Град огня и снарядов обрушился на врага.
– Спасибо вам, товарищ Серпокрылов, – сказала Пальма. – Ваши активные боевые действия привели к полной победе.
– Я – солдат! – скромно ответил полковник Серпокрылов.
Дошкольник хотел продолжать путь боевых подвигов, как вдруг заметил пушистого, с огромным хвостом солдатика, привязанного за верёвку к конуре.
«Вон какую штуку завела себе Верка Меринова!» – изумлённо подумал он, раскрыл глаза пошире, и в голову его хлынули сугубо штатские мысли: кто это такой, чего он сидит у конуры и при чём здесь огромная перчатка, валяющаяся на снегу?
Дошкольник перелез через забор, поднял перчатку и примерил. Рука влезла аж до плеча, и дошкольник засмеялся от удовольствия.
– А ты кто такой? – спросил он Наполеона, присел на корточки и перчаточным пальцем провёл ему по носу.
Наполеон зажмурился.
Новые стремительные мысли пронеслись в голове дошкольника, и главная насчёт Верки Мериновой: мол, надо бы её немного подразнить, а то чего-то загордилась, давно недразнённая ходит.
– Ты мой трофей, – сказал он Наполеону и отвязал верёвку.
Потягивая за собой недопёска, дошкольник вышел через калитку на улицу.
Победные флаги трепетали над головой генерала Серпокрылова.
На полюс!
«Это, наверно, росомаха, – думал дошкольник, выходя из калитки на дорогу, вдрызг перепаханную тракторами. – А может, барсук? Как раз полосочка на носу. Нет, он похож на лису. Но не очень. Какой-то недолисок!»
Тут мысли дошкольника побежали по дороге, проторённой уже плотником Мериновым: «Может, это помесь собаки с лисой? Лисья собачка? Лисопёс… Лисица-псица!.. Лисец…»
– Песец! – закричал вдруг дошкольник, подпрыгнул на месте и выпалил из водопроводной винтовки. – Песец! Песец! Чтоб мне треснуть! Это песец!

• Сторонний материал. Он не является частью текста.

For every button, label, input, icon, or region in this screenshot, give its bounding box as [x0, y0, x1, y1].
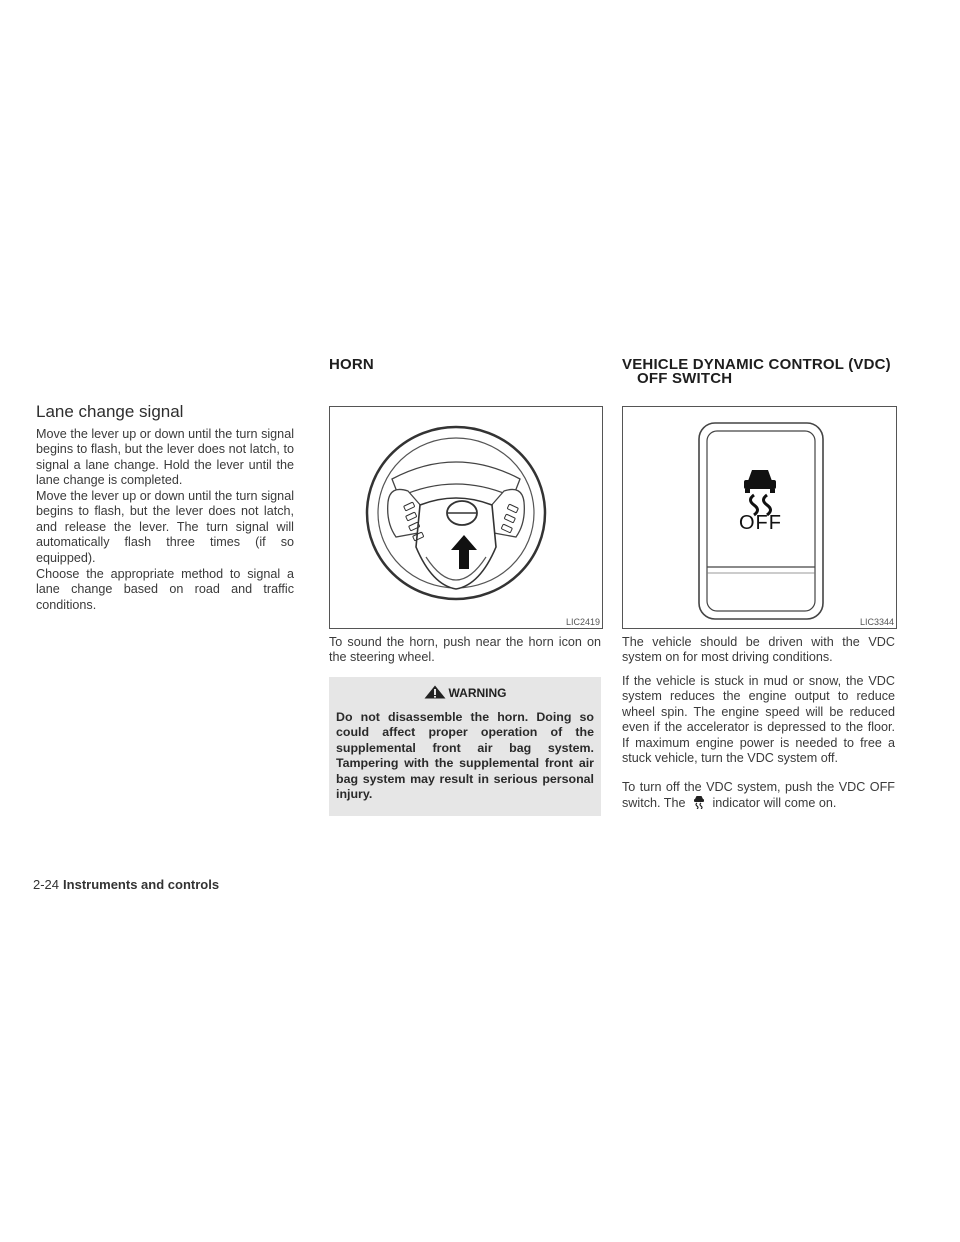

Восхищённый своей догадливостью, он палил безостановочно в воздух. Бах-тарарах-бабах! Наполеон поник, пришибленный неслыханным салютом. Никогда в жизни не приходилось слышать ему ничего подобного.
Дошкольник быстро израсходовал все боеприпасы и дёрнул за верёвку. Ему хотелось немедленно куда-то бежать. Песец неожиданно заупрямился, упёрся лапами в землю и затряс головой.